Avec cette approche, la totalité des chiennes sont entrées en chaleurs, en moyenne 4 jours après la pose de l’implant. L’ovulation est obtenue dans 60 % des cas implantés en début-milieu d’anœstrus, alors qu’en anœstrus tardif, près de 90 % d’entre eux ont ovulé. Fait remarquable, les chiennes ont ovulé quasiment toutes environ 12 jours après la pose de l’implant, et celle-ci survient au plus tôt 8 jours après le début du traitement. Chez les animaux implantés en début-milieu d’anœstrus, des résultats médiocres en termes de fertilité sont obtenus, avec seulement 2 chiennes gestantes, dont une seule a conduit cette gestation à terme.

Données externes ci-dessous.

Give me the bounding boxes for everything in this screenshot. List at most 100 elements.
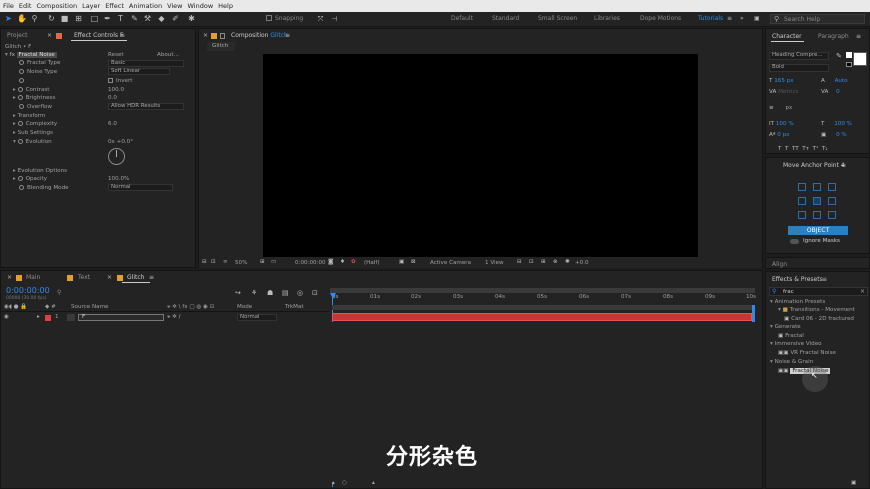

Ces mauvais résultats s’expliquent sans doute par le fait que chez la chienne, suite aux 2 mois d’imprégnation de progestérone durant le metœstrus, l’involution utérine est particulièrement lente comparée aux autres mammifères et s’accompagne d’une desquamation complète de l’endomètre. Ce dernier nécessite au moins 3 mois après la fin du metœstrus pour se régénérer et pouvoir à nouveau maintenir une gestation. Si des exceptions existent, il semble cependant préférable de ne pas implanter les animaux trop tôt pendant cette période. En effet, en fin d’anœstrus, près de 80 % de gestations sont obtenues, avec des portées moyennes de près de 7 chiots. Dans 3 cas uniquement, une insuffisance lutéale a été suspectée. Une supplémentation en progestérone est instaurée pour 2 individus et ils ont alors conduit leur gestation à terme. Dans le dernier, le propriétaire a refusé la supplémentation et la chienne a avorté à 58 jours de gestation. Il semble donc important de réaliser au moins un, voire deux, taux de progestérone au cours de la gestation, pour bien cerner le risque éventuel, même si celui-ci ne semble pas anormalement élevé.

Proposer le traitement en fin d’anœstrus pour plus d’efficacité

Les résultats obtenus au cours de cette étude sont concluants. La fertilité est tout à fait comparable à celle obtenue avec les procédés jusqu’alors utilisés, quel que soit l’animal traité. Néanmoins, comme cela est décrit chez d’autres espèces, certains individus répondent mal au traitement et, même si elles entrent en chaleurs, ces chiennes peuvent ne pas ovuler. Aujourd’hui, il n’existe aucune façon de les discriminer au préalable, si ce n’est de proposer le traitement en fin d’anœstrus, où les meilleurs résultats sont obtenus. Si un animal n’a pas ovulé après 14 jours à la suite de la pose de l’implant, les chances qu’il soit gestant s’en trouvent fortement affectées. Le produit présente cependant une grande sécurité d’emploi et, à la suite du retrait de l’implant, les chaleurs s’arrêtent rapidement. D’ailleurs, sur ces chiennes, la fertilité aux chaleurs suivantes n’est pas affectée. L’utilisation “hors AMM” des implants d’agonistes de la GnRH se révèle donc une alternative séduisante pour l’induction des chaleurs. Des données complémentaires sont actuellement à l’étude pour améliorer le rendement de ce protocole, mais déjà, les résultats de fertilité obtenus en font un bon candidat lorsque l’induction des chaleurs doit être envisagée.

  • (1) Voir « La stérilisation n’est pas forcément chirurgicale », par les mêmes auteurs, dans La Semaine Vétérinaire n° 1418 du 24/9/2010 en pages 42-43.

  • (2) M. Kutzler, R. Wheeler, S. Lamb et coll. : « Deslorelin implant administration beneath the vulvar mucosa for the induction of synchronous estrus in bitches », 3rd Evssar European Congress, 2002, Liege, Belgium, p. 96.

  • (3) D. Volkmann, M. Kutzler, R. Wheeler et coll. : « The use of deslorelin implants for the synchronization of estrous bitches », Theriogenology, 2006, n° 66, pp. 1497-1501.